En ce qui concerne le BOFIP, la décision du Conseil d’Etat ne permet pas de savoir si l’administration fiscale, dans sa défense, avait mis en avant les mêmes arguments que ceux contenus dans son Bofip. Comme la question de l’opposabilité de la doctrine administrative ne semble pas lui avoir été posée, le juge ne pouvait s’en emparer de lui-même.

Cependant, s’il faut bien reconnaître que la partie du BOFIP consacrée aux particuliers est d’une rédaction très complexe (BOI-TVA-IMM-10-10-10-10-20120912 § 60 et 70) ces passages étaient, jusqu’à présent, lus à la lumière de ce qui avait été prévu s’agissant des agriculteurs, à savoir absence de taxation sauf réunion de deux conditions cumulatives, (i) réalisation sur ces mêmes terrains des travaux significatifs, par exemple de viabilisation (représentant plus de 50 % du prix de vente) et (ii) mise en œuvre des moyens de commercialisation avérés (publicité, démarchage) (BOI-TVA-IMM-10-10-10-10-20120912 § 90).

Les observateurs avertis constateront qu’il s’agit d’un joyeux mélange. Les mêmes critères sont en effet appliqués pêle-mêle aux particuliers et aux assujettis (i.e. les agriculteurs) alors que pour ceux qui nous ont suivi jusqu’ici les deux devraient être traités différemment puisque la France ne taxe plus les « assujettis occasionnels ».

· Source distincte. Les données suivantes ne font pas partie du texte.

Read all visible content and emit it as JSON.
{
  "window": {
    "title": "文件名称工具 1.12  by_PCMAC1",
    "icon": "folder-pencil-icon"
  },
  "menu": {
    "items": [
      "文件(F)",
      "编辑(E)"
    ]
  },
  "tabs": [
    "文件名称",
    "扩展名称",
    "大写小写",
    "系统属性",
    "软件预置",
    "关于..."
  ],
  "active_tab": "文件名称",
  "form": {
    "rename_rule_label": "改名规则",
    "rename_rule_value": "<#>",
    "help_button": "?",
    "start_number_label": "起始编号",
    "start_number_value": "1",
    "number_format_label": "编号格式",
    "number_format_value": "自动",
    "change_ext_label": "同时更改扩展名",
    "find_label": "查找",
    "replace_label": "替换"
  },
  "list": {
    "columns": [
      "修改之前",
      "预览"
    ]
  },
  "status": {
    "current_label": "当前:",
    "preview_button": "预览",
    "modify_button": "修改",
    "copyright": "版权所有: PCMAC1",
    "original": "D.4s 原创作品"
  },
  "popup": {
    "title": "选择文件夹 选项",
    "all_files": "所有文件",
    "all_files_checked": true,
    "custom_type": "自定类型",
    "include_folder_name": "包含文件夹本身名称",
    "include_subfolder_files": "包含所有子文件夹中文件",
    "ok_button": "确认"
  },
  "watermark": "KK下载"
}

A titre de comparaison, un arrêt récent de la CAA de Bordeaux du 20 mai 2020, 18BX01002, retient à l’exact opposé que la vente par des particuliers de 49 parcelles viabilisées n’est pas soumise à la TVA dès lors que le second critère des moyens de commercialisation n’était pas rempli.

Pour conclure, espérons que l’administration fiscale remette de l’ordre dans le BOFIP pour préserver les réglages d’origine, et que le Conseil d’Etat, s’il devait à nouveau se prononcer dans une affaire similaire, pose une question préjudicielle à la CJUE.